Together the MIT List Visual Arts Center and Radcliffe have produced Edge Habitat Materials, a survey of all works made by Mirra between 1995 and 2009, together with three accompanying texts. In his essay on walking as minimal aesthetic practice, Bradin Cormack places Mirra’s walks and the overlapping exhibitions that variously index them in the context of her earlier indexical works, in proximity to a range of literary engagements with walking as a form of environmental belonging, and in contact with a philosophical aesthetics that allows doing and perception to be simultaneously personal and exemplary. Selections from Mark Siderits and Shōryū Katsura’s translation of Nāgārjuna’s Mūlamadhyamakakārikā are also included, as is an essay by Tom Wessels on beavers abandoning their ponds. Additions to the book—sent intermittently to readers who mail in a postcard included in the book—include texts by Liz Kotz, Yuri Tsivian, and Alise Upitis, and a bookmark made from a remnant 16mm cloth banding.

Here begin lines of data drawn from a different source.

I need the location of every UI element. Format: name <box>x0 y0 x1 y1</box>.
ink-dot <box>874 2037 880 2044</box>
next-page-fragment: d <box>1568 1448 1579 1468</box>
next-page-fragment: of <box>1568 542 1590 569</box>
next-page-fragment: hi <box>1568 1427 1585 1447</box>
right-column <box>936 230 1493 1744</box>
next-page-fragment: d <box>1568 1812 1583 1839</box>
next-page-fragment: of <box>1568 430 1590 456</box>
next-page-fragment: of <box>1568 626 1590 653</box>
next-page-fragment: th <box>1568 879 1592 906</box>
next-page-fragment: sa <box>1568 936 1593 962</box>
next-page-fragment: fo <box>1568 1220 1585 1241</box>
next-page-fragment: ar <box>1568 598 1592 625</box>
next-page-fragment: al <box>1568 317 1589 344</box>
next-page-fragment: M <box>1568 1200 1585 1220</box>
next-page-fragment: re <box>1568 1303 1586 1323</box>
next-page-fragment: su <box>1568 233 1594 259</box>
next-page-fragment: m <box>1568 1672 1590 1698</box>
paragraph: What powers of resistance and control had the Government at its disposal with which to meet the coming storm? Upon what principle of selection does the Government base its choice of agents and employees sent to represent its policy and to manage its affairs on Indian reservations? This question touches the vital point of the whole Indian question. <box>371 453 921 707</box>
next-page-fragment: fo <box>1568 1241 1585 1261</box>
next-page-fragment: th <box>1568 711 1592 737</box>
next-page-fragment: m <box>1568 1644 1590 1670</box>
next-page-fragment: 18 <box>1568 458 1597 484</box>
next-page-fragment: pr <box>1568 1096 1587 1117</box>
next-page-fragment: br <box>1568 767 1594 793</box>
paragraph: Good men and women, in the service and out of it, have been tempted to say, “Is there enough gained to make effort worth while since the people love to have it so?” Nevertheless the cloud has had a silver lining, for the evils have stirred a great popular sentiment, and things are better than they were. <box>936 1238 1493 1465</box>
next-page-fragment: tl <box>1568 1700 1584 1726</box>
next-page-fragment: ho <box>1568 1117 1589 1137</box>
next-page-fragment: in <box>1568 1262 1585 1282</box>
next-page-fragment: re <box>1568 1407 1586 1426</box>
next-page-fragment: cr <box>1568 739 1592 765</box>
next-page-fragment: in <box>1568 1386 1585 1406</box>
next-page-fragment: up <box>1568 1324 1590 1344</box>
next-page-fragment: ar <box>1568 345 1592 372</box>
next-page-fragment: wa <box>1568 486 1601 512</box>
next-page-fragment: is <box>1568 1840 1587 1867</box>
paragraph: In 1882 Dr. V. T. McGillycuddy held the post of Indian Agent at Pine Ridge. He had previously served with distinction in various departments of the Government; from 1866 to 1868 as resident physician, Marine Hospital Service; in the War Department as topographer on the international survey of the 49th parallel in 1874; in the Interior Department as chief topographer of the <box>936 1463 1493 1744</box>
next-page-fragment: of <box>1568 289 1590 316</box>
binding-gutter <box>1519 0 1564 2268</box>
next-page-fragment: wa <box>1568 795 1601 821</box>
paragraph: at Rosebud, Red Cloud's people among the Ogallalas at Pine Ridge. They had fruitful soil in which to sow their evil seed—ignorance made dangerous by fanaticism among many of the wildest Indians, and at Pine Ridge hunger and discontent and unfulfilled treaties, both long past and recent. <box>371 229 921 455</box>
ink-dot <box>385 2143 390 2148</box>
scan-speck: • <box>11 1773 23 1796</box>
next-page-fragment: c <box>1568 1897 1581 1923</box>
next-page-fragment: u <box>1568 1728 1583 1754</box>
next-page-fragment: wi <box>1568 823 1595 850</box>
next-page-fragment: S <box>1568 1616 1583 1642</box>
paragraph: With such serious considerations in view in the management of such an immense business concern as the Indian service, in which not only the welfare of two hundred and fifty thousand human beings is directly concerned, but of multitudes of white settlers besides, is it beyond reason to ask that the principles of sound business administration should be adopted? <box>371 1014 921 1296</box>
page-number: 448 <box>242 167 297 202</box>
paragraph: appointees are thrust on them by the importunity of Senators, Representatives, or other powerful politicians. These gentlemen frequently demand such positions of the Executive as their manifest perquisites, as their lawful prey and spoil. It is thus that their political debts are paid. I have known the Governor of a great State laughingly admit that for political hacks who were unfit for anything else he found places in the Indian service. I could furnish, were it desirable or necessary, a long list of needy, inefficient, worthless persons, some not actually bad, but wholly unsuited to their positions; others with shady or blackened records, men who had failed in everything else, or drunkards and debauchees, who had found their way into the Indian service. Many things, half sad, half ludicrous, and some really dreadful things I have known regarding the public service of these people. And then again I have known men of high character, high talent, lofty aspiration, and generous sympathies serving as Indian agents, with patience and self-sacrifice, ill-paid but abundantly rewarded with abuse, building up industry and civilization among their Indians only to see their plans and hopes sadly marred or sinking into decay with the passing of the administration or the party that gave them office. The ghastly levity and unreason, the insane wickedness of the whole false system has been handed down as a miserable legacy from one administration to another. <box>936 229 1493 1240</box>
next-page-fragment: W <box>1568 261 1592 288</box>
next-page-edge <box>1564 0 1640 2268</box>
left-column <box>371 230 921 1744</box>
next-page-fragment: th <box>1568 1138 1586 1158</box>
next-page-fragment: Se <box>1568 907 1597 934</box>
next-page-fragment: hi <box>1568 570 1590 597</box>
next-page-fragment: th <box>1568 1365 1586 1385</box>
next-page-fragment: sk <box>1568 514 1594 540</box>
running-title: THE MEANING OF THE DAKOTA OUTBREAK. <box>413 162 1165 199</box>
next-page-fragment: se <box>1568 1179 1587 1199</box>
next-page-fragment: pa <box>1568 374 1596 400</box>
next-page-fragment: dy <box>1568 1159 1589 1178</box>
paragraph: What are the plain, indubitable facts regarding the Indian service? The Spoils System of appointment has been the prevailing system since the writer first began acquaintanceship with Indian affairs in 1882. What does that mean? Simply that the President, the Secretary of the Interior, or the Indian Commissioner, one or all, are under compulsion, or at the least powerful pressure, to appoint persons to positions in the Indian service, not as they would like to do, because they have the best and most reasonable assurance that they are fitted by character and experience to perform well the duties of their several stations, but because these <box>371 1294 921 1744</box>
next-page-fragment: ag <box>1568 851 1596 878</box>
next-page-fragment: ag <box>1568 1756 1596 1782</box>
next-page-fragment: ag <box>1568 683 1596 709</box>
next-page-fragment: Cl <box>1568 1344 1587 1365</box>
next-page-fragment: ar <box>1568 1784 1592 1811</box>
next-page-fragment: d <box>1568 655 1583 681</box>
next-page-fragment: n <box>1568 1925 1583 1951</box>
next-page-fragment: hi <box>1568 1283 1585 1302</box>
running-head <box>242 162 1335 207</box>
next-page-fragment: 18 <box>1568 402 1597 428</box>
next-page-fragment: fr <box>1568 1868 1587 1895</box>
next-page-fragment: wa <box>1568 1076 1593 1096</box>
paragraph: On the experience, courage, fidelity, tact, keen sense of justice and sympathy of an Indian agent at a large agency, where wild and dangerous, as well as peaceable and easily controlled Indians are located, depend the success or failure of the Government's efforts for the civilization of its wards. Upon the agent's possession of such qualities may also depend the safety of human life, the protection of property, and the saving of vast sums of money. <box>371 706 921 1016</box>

The survey book, which takes the form of a three-ring binder, is organized according to primary material—rock, wood, textile, and usw (und so weiter)—and includes line drawings by Mirra of certain of her works. Models for this publication include The Audubon Society’s Field Guide to North American Mushrooms (1981), Daniel Spoerri’s An Anecdoted Topography of Chance (1966), and Richard Tuttle’s Small Sculptures of the 70s (1998).
Edge Habitat Materials
Contributions by Helen Mirra, Bradin Cormack, Mark Siderits and Shōryū Katsura, and Tom Wessels; edited by Alise Upitis
Published by WhiteWalls, Inc.
Distributed by the University of Chicago Press
152 b&w pgs, 90 die-cut; two postcards, additions to follow
ISBN 978-0-945323-25-9
Helen Mirra’s many solo exhibitions include shows at The Renaissance Society at the University of Chicago, Berkeley Art Museum, KW Institute for Contemporary Art, and Haus Konstruktiv, and she participated in both the 50th Venice Biennial and the 30th Sao Paulo Biennial. Mirra has received awards from the Louis Comfort Tiffany Foundation, the Richard H. Driehaus Foundation, and Artadia. She was Artist-in-Residence at the Consortium for the Arts at the University of California, Berkeley, and at the Isabella Stewart Gardner Museum; and has been a guest of the DAAD Künstlerprogramm (Berlin), Office for Contemporary Art Norway (Oslo), Stiftung Laurenz-Haus (Basel), and Iaspis (Stockholm). Hourly Directional is in conjunction with another exhibition with the same title—for which Mirra collaborated with Ernst Karel—which consisted of a single quadraphonic sound work made over the course of walks in Mata Atlântica, Brazil, and was on view at the MIT List Visual Arts Center February 7–April 6, 2014.